2014 terrorist attack in France

On 20 December 2014, a man in Joué-lès-Tours near the city of Tours in central France entered a police station and attacked officers with a knife, shouting "Allahu Akbar" and injuring three before he was shot and killed. The attack was categorised as a case of religiously inspired terrorism by Europol, and has been reported by Europol as well as mappings by CNN and AFP as inspired by the Islamic State of Iraq and the Levant (ISIL).

==Perpetrator==
The attacker was identified as Bertrand Nzohabonayo, age 20, a French citizen and former rap musician born in Burundi in 1994, he was known to the police for minor crimes but was not on any watchlist. The attacker had taken Bilal as his new name upon conversion to Islam, and had been posting Islamist material on his Facebook page, including a photograph of the black flag of the Islamic State.

In Burundi, police arrested the attacker's brother, a man with known Islamist sympathies and claimed that they had informed French authorities the previous year that both brothers should be regarded as suspect due to their extreme religious views.

==Motivation==
The Financial Times described the attack, along with the vehicle-ramming attacks on 21 December in Dijon and 22 December in Nantes as "the first ISIS-linked attacks" in France. According to The Globe and Mail, the attack was "apparently inspired by a video" circulated by ISIL calling on French Muslims to attack non-Muslims using vehicles.

According to David C. Rapoport of the University of California, Los Angeles, these three attacks can be understood in the context of the rise of the Islamic State in Syria. "In September 2014, after the U.S. organized its airstrikes, the Islamic State’s chief spokesman called on Muslims in Western countries to find an infidel and ‘smash his head with a rock’, poison him, run him over with a car or ‘destroy his crops’. Two months later a video released in French contained virtually the same message and a series of strange 'lone wolf' attacks followed on three consecutive days, the perpetrators declaring “'God is Great' in Arabic.
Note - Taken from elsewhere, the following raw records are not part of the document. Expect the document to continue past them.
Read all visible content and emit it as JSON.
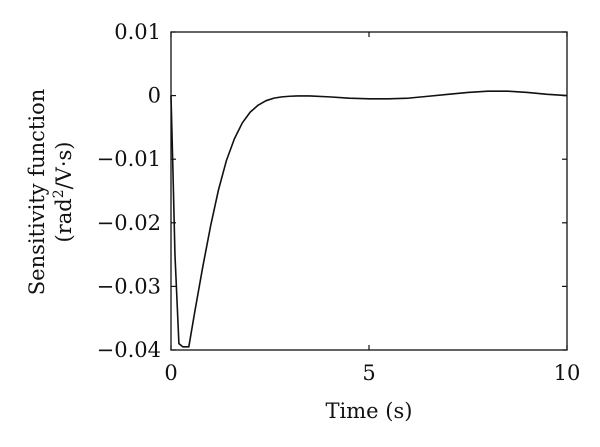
{
  "chart_data": {
    "type": "line",
    "xlabel": "Time (s)",
    "ylabel_line1": "Sensitivity function",
    "ylabel_line2_prefix": "(rad",
    "ylabel_line2_sup": "2",
    "ylabel_line2_suffix": "/V·s)",
    "xlim": [
      0,
      10
    ],
    "ylim": [
      -0.04,
      0.01
    ],
    "x_ticks": [
      0,
      5,
      10
    ],
    "x_tick_labels": [
      "0",
      "5",
      "10"
    ],
    "y_ticks": [
      0.01,
      0,
      -0.01,
      -0.02,
      -0.03,
      -0.04
    ],
    "y_tick_labels": [
      "0.01",
      "0",
      "−0.01",
      "−0.02",
      "−0.03",
      "−0.04"
    ],
    "grid": false,
    "series": [
      {
        "x": [
          0,
          0.05,
          0.1,
          0.2,
          0.3,
          0.45,
          0.6,
          0.8,
          1.0,
          1.2,
          1.4,
          1.6,
          1.8,
          2.0,
          2.2,
          2.4,
          2.6,
          2.8,
          3.0,
          3.2,
          3.5,
          4.0,
          4.5,
          5.0,
          5.5,
          6.0,
          6.5,
          7.0,
          7.5,
          8.0,
          8.5,
          9.0,
          9.5,
          10.0
        ],
        "y": [
          0,
          -0.012,
          -0.025,
          -0.039,
          -0.0395,
          -0.0395,
          -0.034,
          -0.027,
          -0.0205,
          -0.0148,
          -0.0102,
          -0.0068,
          -0.0043,
          -0.0026,
          -0.0015,
          -0.0008,
          -0.0004,
          -0.0002,
          -0.0001,
          -5e-05,
          -5e-05,
          -0.0002,
          -0.0004,
          -0.0005,
          -0.0005,
          -0.0004,
          -0.0001,
          0.0002,
          0.0005,
          0.0007,
          0.0007,
          0.0005,
          0.0002,
          0.0
        ]
      }
    ]
  }
}
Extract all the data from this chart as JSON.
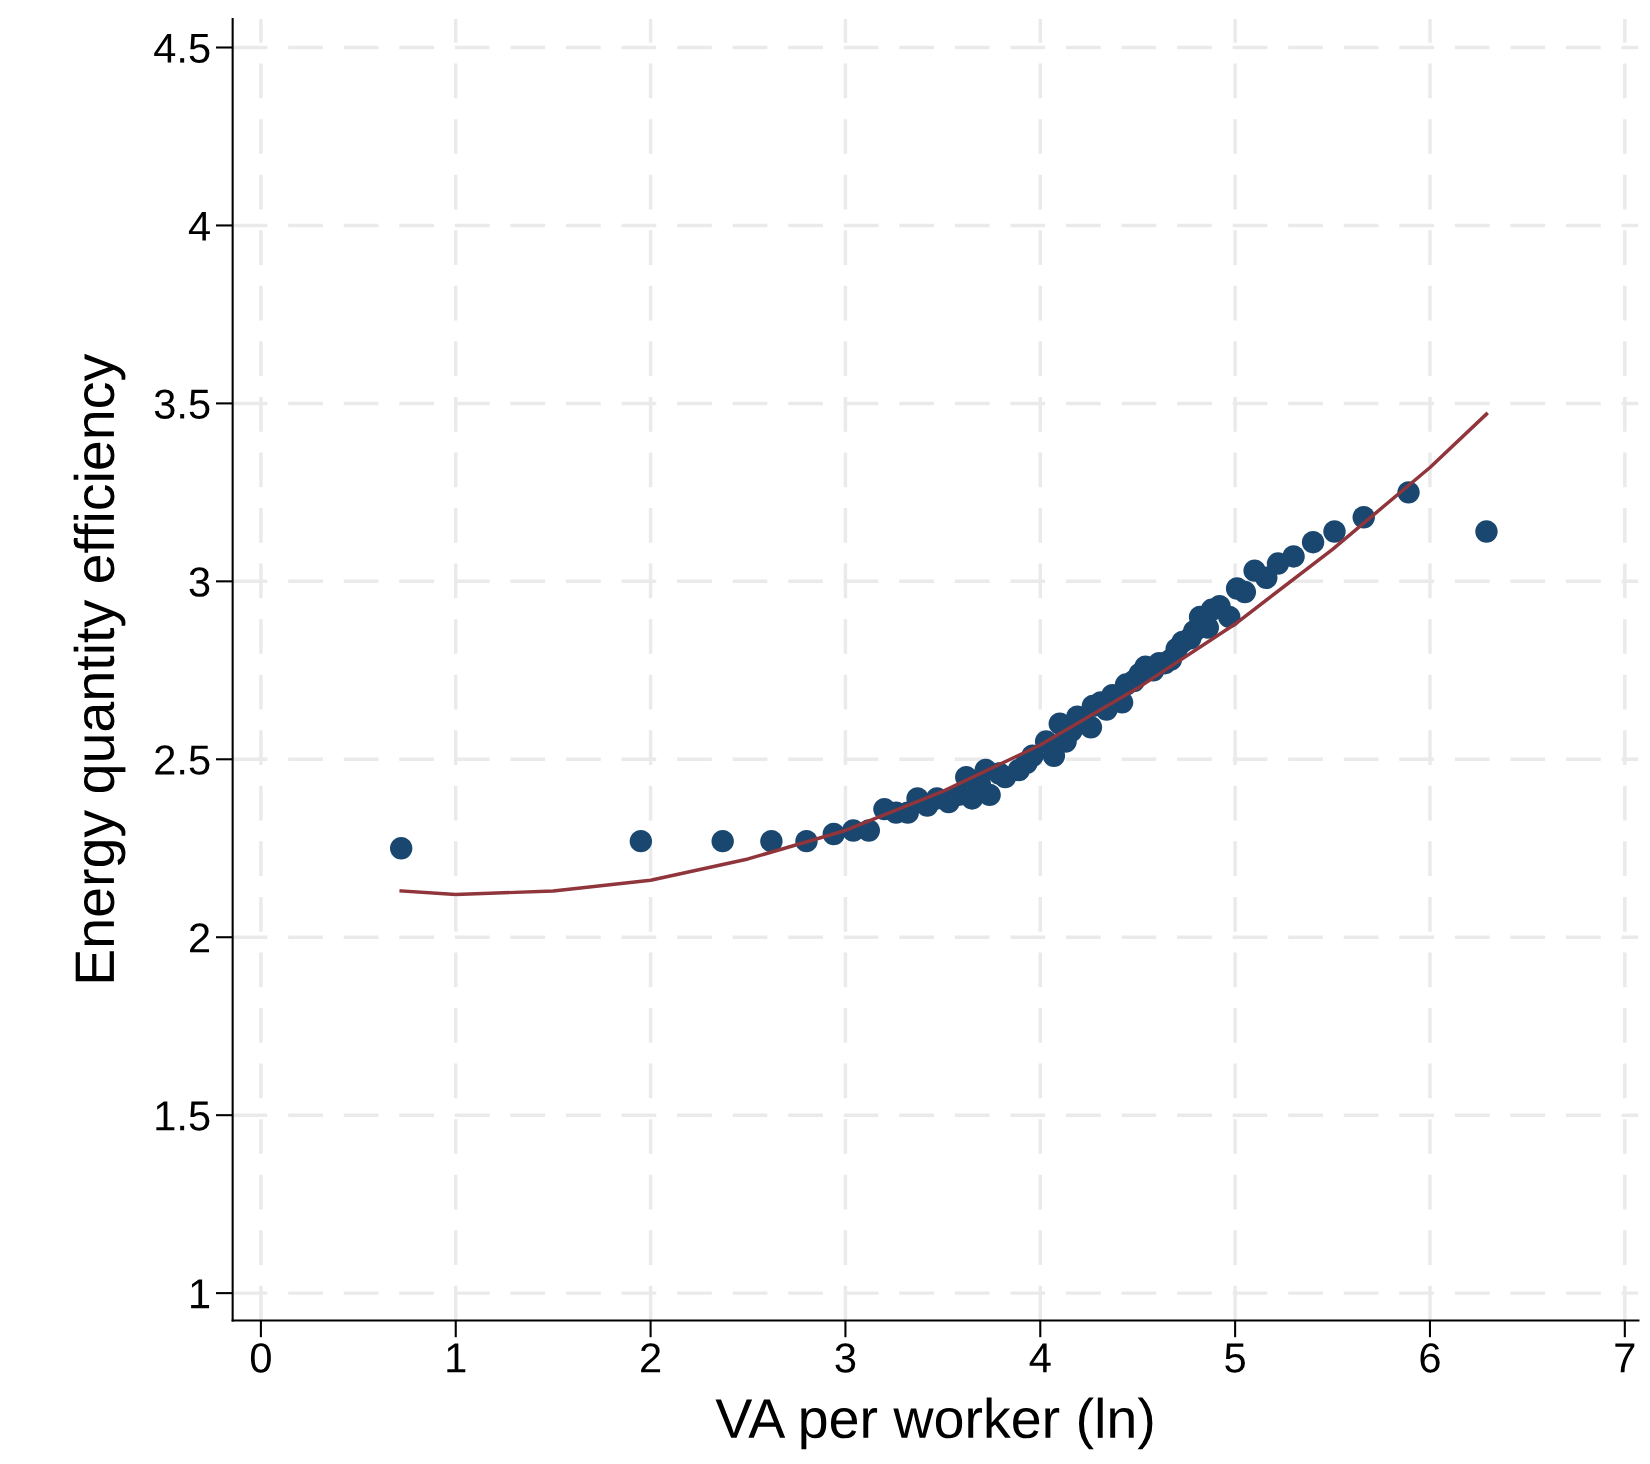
{
  "chart_data": {
    "type": "scatter",
    "xlabel": "VA per worker (ln)",
    "ylabel": "Energy quantity efficiency",
    "xlim": [
      -0.145,
      7.07
    ],
    "ylim": [
      0.923,
      4.58
    ],
    "xticks": [
      0,
      1,
      2,
      3,
      4,
      5,
      6,
      7
    ],
    "yticks": [
      1,
      1.5,
      2,
      2.5,
      3,
      3.5,
      4,
      4.5
    ],
    "grid": true,
    "legend": false,
    "series": [
      {
        "color": "#1a476f",
        "marker": "circle",
        "x": [
          0.72,
          1.95,
          2.37,
          2.62,
          2.8,
          2.94,
          3.04,
          3.12,
          3.2,
          3.26,
          3.32,
          3.37,
          3.42,
          3.47,
          3.53,
          3.58,
          3.62,
          3.65,
          3.69,
          3.72,
          3.74,
          3.79,
          3.82,
          3.89,
          3.93,
          3.96,
          4.03,
          4.07,
          4.1,
          4.13,
          4.16,
          4.19,
          4.26,
          4.27,
          4.31,
          4.34,
          4.37,
          4.42,
          4.44,
          4.48,
          4.51,
          4.54,
          4.58,
          4.61,
          4.64,
          4.67,
          4.7,
          4.73,
          4.77,
          4.79,
          4.82,
          4.86,
          4.88,
          4.92,
          4.97,
          5.01,
          5.05,
          5.1,
          5.16,
          5.22,
          5.3,
          5.4,
          5.51,
          5.66,
          5.89,
          6.29
        ],
        "values": [
          2.25,
          2.27,
          2.27,
          2.27,
          2.27,
          2.29,
          2.3,
          2.3,
          2.36,
          2.35,
          2.35,
          2.39,
          2.37,
          2.39,
          2.38,
          2.4,
          2.45,
          2.39,
          2.43,
          2.47,
          2.4,
          2.46,
          2.45,
          2.47,
          2.49,
          2.51,
          2.55,
          2.51,
          2.6,
          2.55,
          2.58,
          2.62,
          2.59,
          2.65,
          2.66,
          2.64,
          2.68,
          2.66,
          2.71,
          2.72,
          2.74,
          2.76,
          2.75,
          2.77,
          2.77,
          2.78,
          2.81,
          2.83,
          2.84,
          2.86,
          2.9,
          2.87,
          2.92,
          2.93,
          2.9,
          2.98,
          2.97,
          3.03,
          3.01,
          3.05,
          3.07,
          3.11,
          3.14,
          3.18,
          3.25,
          3.14
        ]
      },
      {
        "type": "line",
        "color": "#90353b",
        "line_style": "solid",
        "x": [
          0.72,
          1,
          1.5,
          2,
          2.5,
          3,
          3.5,
          4,
          4.5,
          5,
          5.5,
          6,
          6.29
        ],
        "values": [
          2.13,
          2.12,
          2.13,
          2.16,
          2.22,
          2.3,
          2.41,
          2.54,
          2.7,
          2.88,
          3.09,
          3.32,
          3.47
        ]
      }
    ]
  }
}
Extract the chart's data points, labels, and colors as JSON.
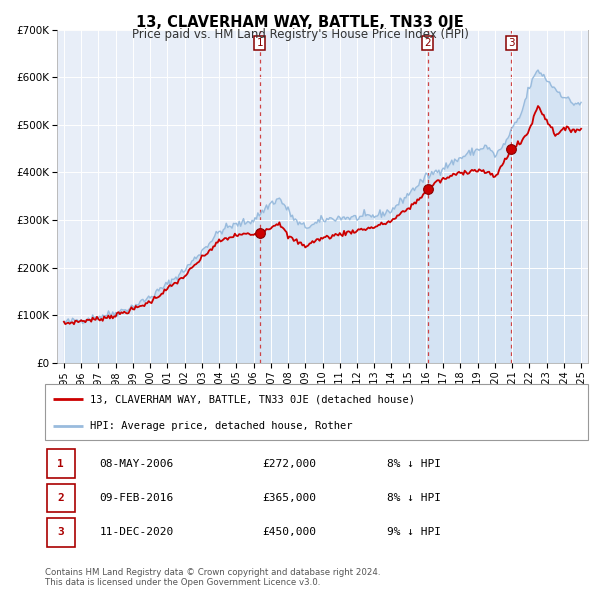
{
  "title": "13, CLAVERHAM WAY, BATTLE, TN33 0JE",
  "subtitle": "Price paid vs. HM Land Registry's House Price Index (HPI)",
  "hpi_label": "HPI: Average price, detached house, Rother",
  "property_label": "13, CLAVERHAM WAY, BATTLE, TN33 0JE (detached house)",
  "plot_bg": "#e8eef8",
  "hpi_color": "#99bbdd",
  "hpi_fill": "#c8ddf0",
  "price_color": "#cc0000",
  "vline_color": "#cc3333",
  "sales": [
    {
      "label": "1",
      "date_x": 2006.36,
      "price": 272000,
      "date_str": "08-MAY-2006",
      "price_str": "£272,000",
      "pct": "8%",
      "dir": "↓"
    },
    {
      "label": "2",
      "date_x": 2016.1,
      "price": 365000,
      "date_str": "09-FEB-2016",
      "price_str": "£365,000",
      "pct": "8%",
      "dir": "↓"
    },
    {
      "label": "3",
      "date_x": 2020.95,
      "price": 450000,
      "date_str": "11-DEC-2020",
      "price_str": "£450,000",
      "pct": "9%",
      "dir": "↓"
    }
  ],
  "ylim": [
    0,
    700000
  ],
  "xlim": [
    1994.6,
    2025.4
  ],
  "yticks": [
    0,
    100000,
    200000,
    300000,
    400000,
    500000,
    600000,
    700000
  ],
  "ytick_labels": [
    "£0",
    "£100K",
    "£200K",
    "£300K",
    "£400K",
    "£500K",
    "£600K",
    "£700K"
  ],
  "xticks": [
    1995,
    1996,
    1997,
    1998,
    1999,
    2000,
    2001,
    2002,
    2003,
    2004,
    2005,
    2006,
    2007,
    2008,
    2009,
    2010,
    2011,
    2012,
    2013,
    2014,
    2015,
    2016,
    2017,
    2018,
    2019,
    2020,
    2021,
    2022,
    2023,
    2024,
    2025
  ],
  "footer": "Contains HM Land Registry data © Crown copyright and database right 2024.\nThis data is licensed under the Open Government Licence v3.0.",
  "hpi_anchors_x": [
    1995.0,
    1996.0,
    1997.0,
    1998.0,
    1999.0,
    2000.0,
    2001.0,
    2002.0,
    2003.0,
    2004.0,
    2004.5,
    2005.0,
    2006.0,
    2007.0,
    2007.5,
    2008.5,
    2009.0,
    2009.5,
    2010.0,
    2011.0,
    2012.0,
    2013.0,
    2014.0,
    2015.0,
    2016.0,
    2017.0,
    2018.0,
    2018.5,
    2019.5,
    2020.0,
    2020.5,
    2021.0,
    2021.5,
    2022.0,
    2022.5,
    2023.0,
    2023.5,
    2024.0,
    2024.5,
    2025.0
  ],
  "hpi_anchors_y": [
    85000,
    90000,
    97000,
    105000,
    118000,
    138000,
    165000,
    195000,
    235000,
    275000,
    285000,
    290000,
    300000,
    335000,
    345000,
    295000,
    285000,
    290000,
    300000,
    305000,
    305000,
    308000,
    320000,
    355000,
    390000,
    410000,
    430000,
    440000,
    455000,
    435000,
    455000,
    490000,
    520000,
    580000,
    615000,
    595000,
    575000,
    560000,
    545000,
    545000
  ],
  "price_anchors_x": [
    1995.0,
    1996.0,
    1997.0,
    1998.0,
    1999.0,
    2000.0,
    2001.0,
    2002.0,
    2003.0,
    2004.0,
    2005.0,
    2005.5,
    2006.0,
    2006.36,
    2007.0,
    2007.5,
    2008.0,
    2009.0,
    2009.5,
    2010.0,
    2011.0,
    2012.0,
    2013.0,
    2014.0,
    2015.0,
    2015.5,
    2016.1,
    2016.5,
    2017.0,
    2018.0,
    2019.0,
    2019.5,
    2020.0,
    2020.5,
    2020.95,
    2021.5,
    2022.0,
    2022.5,
    2023.0,
    2023.5,
    2024.0,
    2024.5,
    2025.0
  ],
  "price_anchors_y": [
    82000,
    88000,
    92000,
    100000,
    112000,
    128000,
    155000,
    182000,
    220000,
    255000,
    268000,
    270000,
    270000,
    272000,
    285000,
    295000,
    265000,
    245000,
    255000,
    262000,
    270000,
    278000,
    285000,
    298000,
    325000,
    340000,
    365000,
    378000,
    385000,
    400000,
    405000,
    400000,
    390000,
    420000,
    450000,
    462000,
    490000,
    540000,
    510000,
    480000,
    490000,
    490000,
    490000
  ]
}
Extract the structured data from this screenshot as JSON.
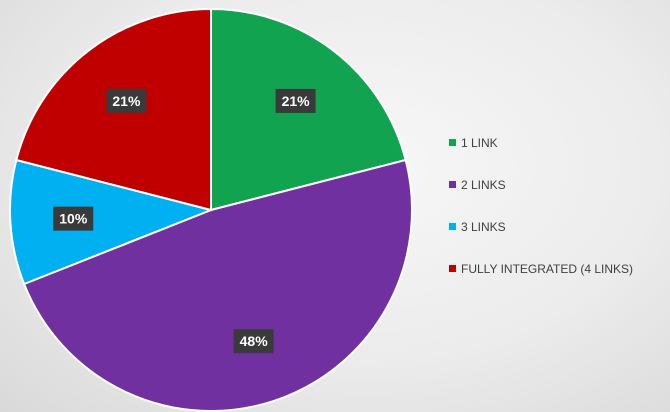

Three policemen were stabbed in Joué-lès-Tours, and vehicles were used to run over eleven pedestrians in Dijon and ten in Nantes."

==Aftermath==
The attack was categorised as "religiously inspired terrorism" by Europol, as reported to them by France. Following this attack, the 2014 Dijon attack and 2014 Nantes attack, which were deemed to be unrelated, the French government heightened the nation's security.